Strauss, who led England to victory in Australia in 2010-11 and whose Test side were the last England side to be ranked world No 1, said the changes were needed both so that England return to the top of the sport across all formats for an extended period, but also to protect English cricket against what he described as the “shifting tectonic plates” of the world game, amid the current proliferation of T20 franchise leagues.
“The game must be united if we are to achieve these ambitions and we must be open-minded to change,” Strauss said. “The most consistent message we received, from players to fans and coaches, was that the status quo is not an option.”
Fifteen of the 17 recommendations can be voted on by the ECB’s Executive Board and implemented without recourse to the counties. The other two, however, concerning the T20 Blast and the restructuring of the county championship, will require a two-thirds majority in an 18-county ballot, and will almost certainly face opposition from members who face a reduction. from the first-class games and executives who depend on income from Blast’s home games in particular.
The proposal as it stands is for a six-team First Division and a 12-team Second Division, split into two conferences, the winners of which will face off in a season-ending promotion play-off. The first-class season would start in May, with matches being held in June, July and September, either side of a window for the Hundred in August.
In an effort to ensure wider coverage of first-class fixtures in the height of summer, the review features an increased focus on Lions fixtures during this August window, as well as a series of fixtures of “festival” involving local rivals which is separate from the county championship. The One-Day Cup, which was taking place this season in the shadow of the Hundred, would be moved to April to become a curtain-raiser for the season.
“I encourage people to consider our proposals as a whole, and I welcome the opportunity for an informed debate on the recommended changes to the men’s domestic structure,” Strauss added.
“There are no easy answers on the men’s national structure.
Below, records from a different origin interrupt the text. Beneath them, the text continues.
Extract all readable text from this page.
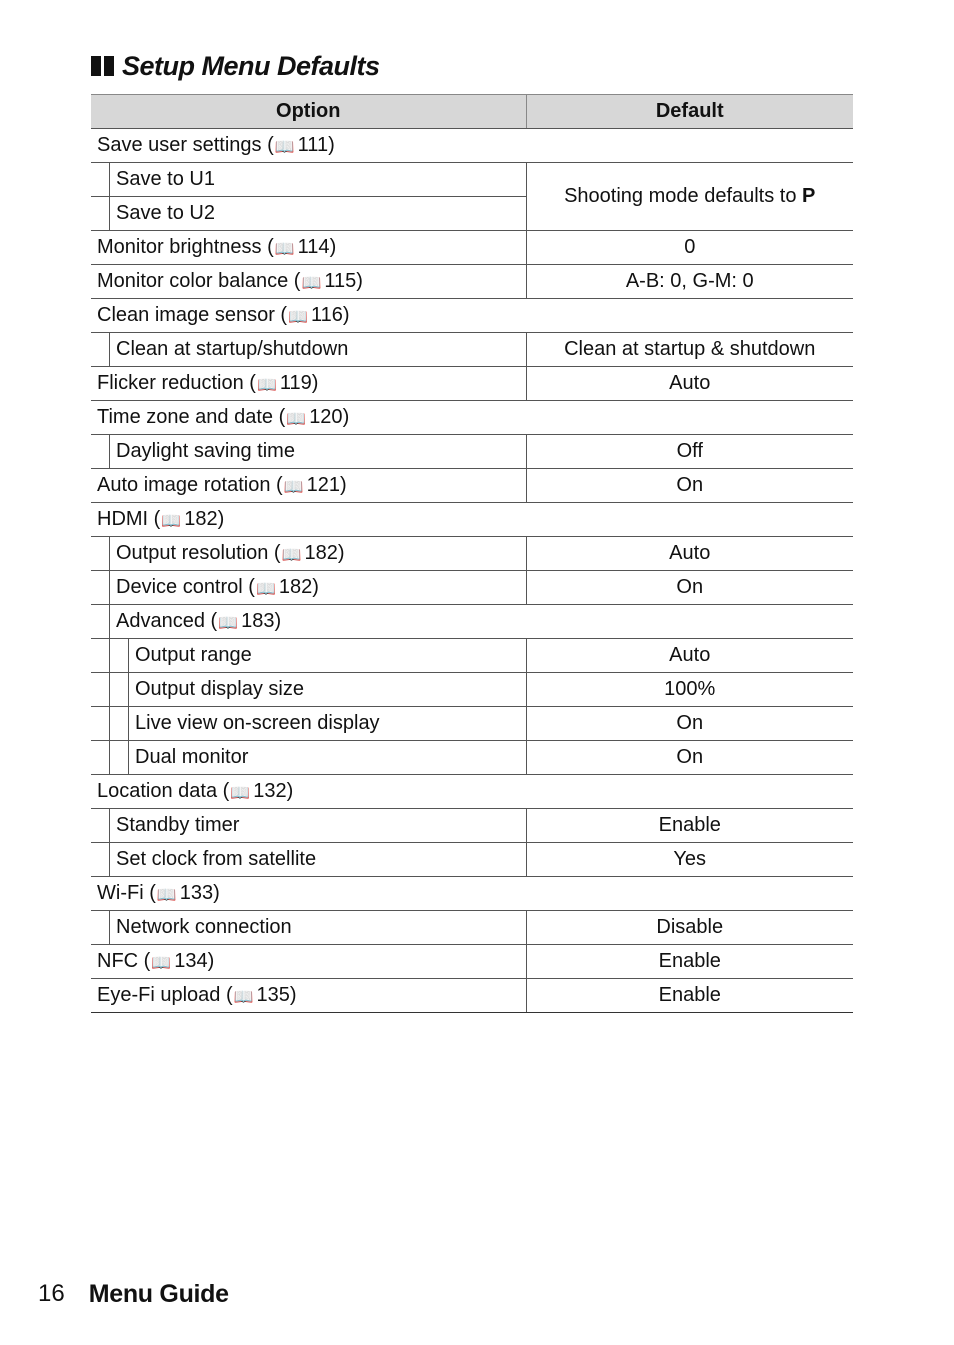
Setup Menu Defaults
Option	Default

Save user settings ( 📖 111 )	

Save to U1	Shooting mode defaults to P

Save to U2	

Monitor brightness ( 📖 114 )	0

Monitor color balance ( 📖 115 )	A-B: 0, G-M: 0

Clean image sensor ( 📖 116 )	

Clean at startup/shutdown	Clean at startup & shutdown

Flicker reduction ( 📖 119 )	Auto

Time zone and date ( 📖 120 )	

Daylight saving time	Off

Auto image rotation ( 📖 121 )	On

HDMI ( 📖 182 )	

Output resolution ( 📖 182 )	Auto

Device control ( 📖 182 )	On

Advanced ( 📖 183 )	

Output range	Auto

Output display size	100%

Live view on-screen display	On

Dual monitor	On

Location data ( 📖 132 )	

Standby timer	Enable

Set clock from satellite	Yes

Wi-Fi ( 📖 133 )	

Network connection	Disable

NFC ( 📖 134 )	Enable

Eye-Fi upload ( 📖 135 )	Enable
16 Menu Guide
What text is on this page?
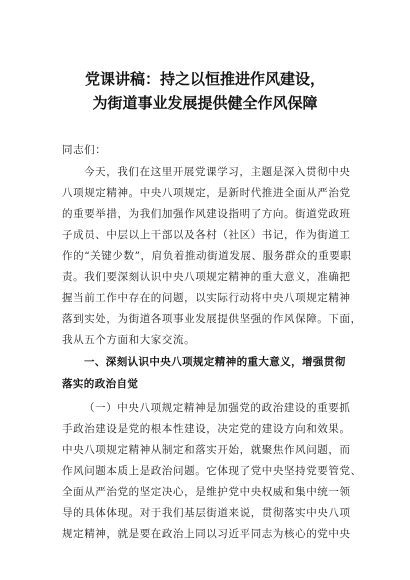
党课讲稿：持之以恒推进作风建设，
为街道事业发展提供健全作风保障
同志们：
今天，我们在这里开展党课学习，主题是深入贯彻中央
八项规定精神。中央八项规定，是新时代推进全面从严治党
的重要举措，为我们加强作风建设指明了方向。街道党政班
子成员、中层以上干部以及各村（社区）书记，作为街道工
作的“关键少数”，肩负着推动街道发展、服务群众的重要职
责。我们要深刻认识中央八项规定精神的重大意义，准确把
握当前工作中存在的问题，以实际行动将中央八项规定精神
落到实处，为街道各项事业发展提供坚强的作风保障。下面，
我从五个方面和大家交流。
一、深刻认识中央八项规定精神的重大意义，增强贯彻
落实的政治自觉
（一）中央八项规定精神是加强党的政治建设的重要抓
手政治建设是党的根本性建设，决定党的建设方向和效果。
中央八项规定精神从制定和落实开始，就聚焦作风问题，而
作风问题本质上是政治问题。它体现了党中央坚持党要管党、
全面从严治党的坚定决心，是维护党中央权威和集中统一领
导的具体体现。对于我们基层街道来说，贯彻落实中央八项
规定精神，就是要在政治上同以习近平同志为核心的党中央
The recommendations prioritized a more cohesive schedule that is more manageable for overstretched players, coaches and staff while delivering the quality and quantity of cricket that fans want to watch and that meets our high-performance goals.
“This includes playing top class cricket every month from May to September, increasing the level and intensity of the LV=Insurance County Championship and providing more opportunities for top players to play in all domestic competitions. .”
A trial of the Kookaburra ball is also offered, in place of the Dukes who tend to swing and sew longer and therefore encourage a proliferation of middle paces in county cricket. Combined with a greater focus on preparing the pitch – a key consideration this week in light of Glen Chapple’s criticisms of the surface in Lancashire’s two-day win at Chelmsford – Strauss hopes this will help mimic conditions overseas and better prepare England’s bowlers for future tours.
To this end, the report also recommends a North vs. South red ball competition to be played abroad in the pre-season, featuring the stars of the previous year’s league, and plans for the fixtures. England Under-17 against international opponents.
Amid concerns that under the new proposal smaller counties will inevitably become feeder clubs for top-performing Division One teams, the report also calls for more incentive payments for counties to produce winning squads , and therefore future English cricketers.
ECB President Richard Thompson said the board and executive unanimously backed the review’s recommendations and urged counties to set aside their concerns for the greater good.
“We are aware of the challenges in many counties regarding the reduction of red-ball cricket in particular,” Thompson said. “These concerns have been taken into account and reflected in the recommendations. If there is a reduction in the volume of cricket for a reasonable and achievable schedule while seeing the best players more often, I think that is a good compromise, especially as it will improve England’s chances of success going forward.
“It is important that as we approach next season, top-class counties know what they are playing for in 2024.”